Avedon links to a lot of good material in her latest post at the Sideshow, so go and check it out. (Including the above image.)
Something occurred to me when I read Avedon's remarks about Hillary Rodham Clinton's call to increase the minimum wage to $12. (Which is better than Obama's target for it; I suspect both of them are trying to position themselves as moderates, between the extremists who want to raise it to $15 and those who want to abolish it.) I'd been thinking inchoately about this for some time, at least since I wrote this post right after Obama's election in 2008, but it finally worked its way up to consciousness.

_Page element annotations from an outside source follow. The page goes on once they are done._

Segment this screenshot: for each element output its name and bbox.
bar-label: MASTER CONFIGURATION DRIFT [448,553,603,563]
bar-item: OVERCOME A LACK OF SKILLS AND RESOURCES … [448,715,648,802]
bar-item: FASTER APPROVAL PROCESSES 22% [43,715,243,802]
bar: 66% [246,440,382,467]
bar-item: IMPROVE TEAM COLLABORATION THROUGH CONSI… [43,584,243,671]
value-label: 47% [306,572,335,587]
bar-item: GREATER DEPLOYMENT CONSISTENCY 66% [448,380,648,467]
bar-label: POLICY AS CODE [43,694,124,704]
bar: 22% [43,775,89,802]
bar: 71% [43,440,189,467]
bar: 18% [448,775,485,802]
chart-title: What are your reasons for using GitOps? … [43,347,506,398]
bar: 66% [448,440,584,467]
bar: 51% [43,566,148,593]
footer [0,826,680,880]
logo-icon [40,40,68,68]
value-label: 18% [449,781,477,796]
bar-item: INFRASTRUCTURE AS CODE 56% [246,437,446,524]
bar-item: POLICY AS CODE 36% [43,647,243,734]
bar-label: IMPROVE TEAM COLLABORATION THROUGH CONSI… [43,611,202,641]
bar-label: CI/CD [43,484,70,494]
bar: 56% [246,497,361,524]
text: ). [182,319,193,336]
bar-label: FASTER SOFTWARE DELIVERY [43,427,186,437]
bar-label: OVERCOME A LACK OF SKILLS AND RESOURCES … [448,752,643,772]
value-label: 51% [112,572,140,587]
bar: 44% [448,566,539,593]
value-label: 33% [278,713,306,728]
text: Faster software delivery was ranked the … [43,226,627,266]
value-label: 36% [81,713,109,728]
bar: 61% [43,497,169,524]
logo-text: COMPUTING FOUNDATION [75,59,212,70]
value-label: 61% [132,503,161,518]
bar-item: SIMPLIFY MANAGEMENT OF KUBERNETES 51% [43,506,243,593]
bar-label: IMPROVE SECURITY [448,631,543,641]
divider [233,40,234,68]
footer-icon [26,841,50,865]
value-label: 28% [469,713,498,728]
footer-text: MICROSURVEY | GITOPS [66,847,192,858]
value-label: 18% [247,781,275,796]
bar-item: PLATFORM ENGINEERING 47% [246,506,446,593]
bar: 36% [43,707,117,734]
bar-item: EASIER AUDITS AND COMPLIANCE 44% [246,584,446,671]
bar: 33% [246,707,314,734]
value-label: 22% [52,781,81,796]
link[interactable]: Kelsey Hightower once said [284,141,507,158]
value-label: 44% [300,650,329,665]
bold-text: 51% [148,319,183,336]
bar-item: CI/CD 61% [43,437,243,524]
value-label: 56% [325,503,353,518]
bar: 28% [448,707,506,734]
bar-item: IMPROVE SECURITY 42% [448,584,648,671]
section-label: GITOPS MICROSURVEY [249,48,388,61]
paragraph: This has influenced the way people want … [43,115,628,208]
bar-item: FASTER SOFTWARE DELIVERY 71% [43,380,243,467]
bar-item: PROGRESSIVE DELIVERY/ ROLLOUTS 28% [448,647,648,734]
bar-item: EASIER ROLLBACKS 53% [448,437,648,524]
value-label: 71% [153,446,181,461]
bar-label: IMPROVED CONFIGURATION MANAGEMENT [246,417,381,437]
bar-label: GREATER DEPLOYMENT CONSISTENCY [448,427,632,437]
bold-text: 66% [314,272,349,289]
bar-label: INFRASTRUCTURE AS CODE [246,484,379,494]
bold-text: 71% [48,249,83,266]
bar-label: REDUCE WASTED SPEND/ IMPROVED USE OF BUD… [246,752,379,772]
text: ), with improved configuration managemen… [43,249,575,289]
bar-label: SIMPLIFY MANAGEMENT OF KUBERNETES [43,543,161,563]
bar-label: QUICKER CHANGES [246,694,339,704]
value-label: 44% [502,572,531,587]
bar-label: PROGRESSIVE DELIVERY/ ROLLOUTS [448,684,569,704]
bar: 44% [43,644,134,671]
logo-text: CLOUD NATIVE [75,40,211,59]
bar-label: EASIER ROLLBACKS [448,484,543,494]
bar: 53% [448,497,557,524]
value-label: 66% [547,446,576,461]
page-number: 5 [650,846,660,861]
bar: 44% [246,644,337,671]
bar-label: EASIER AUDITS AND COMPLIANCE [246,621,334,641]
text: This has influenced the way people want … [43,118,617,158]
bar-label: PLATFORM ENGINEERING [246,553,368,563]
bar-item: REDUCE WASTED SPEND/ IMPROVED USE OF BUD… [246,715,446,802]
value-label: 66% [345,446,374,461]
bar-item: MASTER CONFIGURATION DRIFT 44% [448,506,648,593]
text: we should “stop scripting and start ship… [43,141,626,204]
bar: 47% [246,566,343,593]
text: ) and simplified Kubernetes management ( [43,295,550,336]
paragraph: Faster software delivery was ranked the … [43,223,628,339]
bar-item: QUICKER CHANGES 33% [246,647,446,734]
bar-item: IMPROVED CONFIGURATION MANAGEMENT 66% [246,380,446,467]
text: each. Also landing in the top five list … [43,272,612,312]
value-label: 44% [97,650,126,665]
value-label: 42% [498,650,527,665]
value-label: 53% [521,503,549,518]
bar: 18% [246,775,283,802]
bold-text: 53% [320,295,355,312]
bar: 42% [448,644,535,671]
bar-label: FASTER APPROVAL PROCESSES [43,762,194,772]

I notice that a lot of Clinton's boosters are stressing not how good her
positions are -- perhaps because they know full well her postions aren't good -- but how important
it supposedly is that we have a woman president. Here's the thing: it
isn't important, it isn't important at all that we have a woman
president, just that it was not important at all that we have a black
president. It's a nice detail, but if you really oppose racism and
sexism, the plumbing or pigmentation of the President is not important.
What we need is not a woman president or a black president, but a good
one. (Obama has been mediocre at best, and often quite bad.) Sex and
skin color are not qualifications. I'm not sure that even Bernie Sanders
will be a good president -- but hey, isn't it important that America
have its first Jewish president? He might be better than the rest of the
field, and I'm willing to vote for him, but I am not a cheerleader for
anybody, and I do not trust cheerleaders.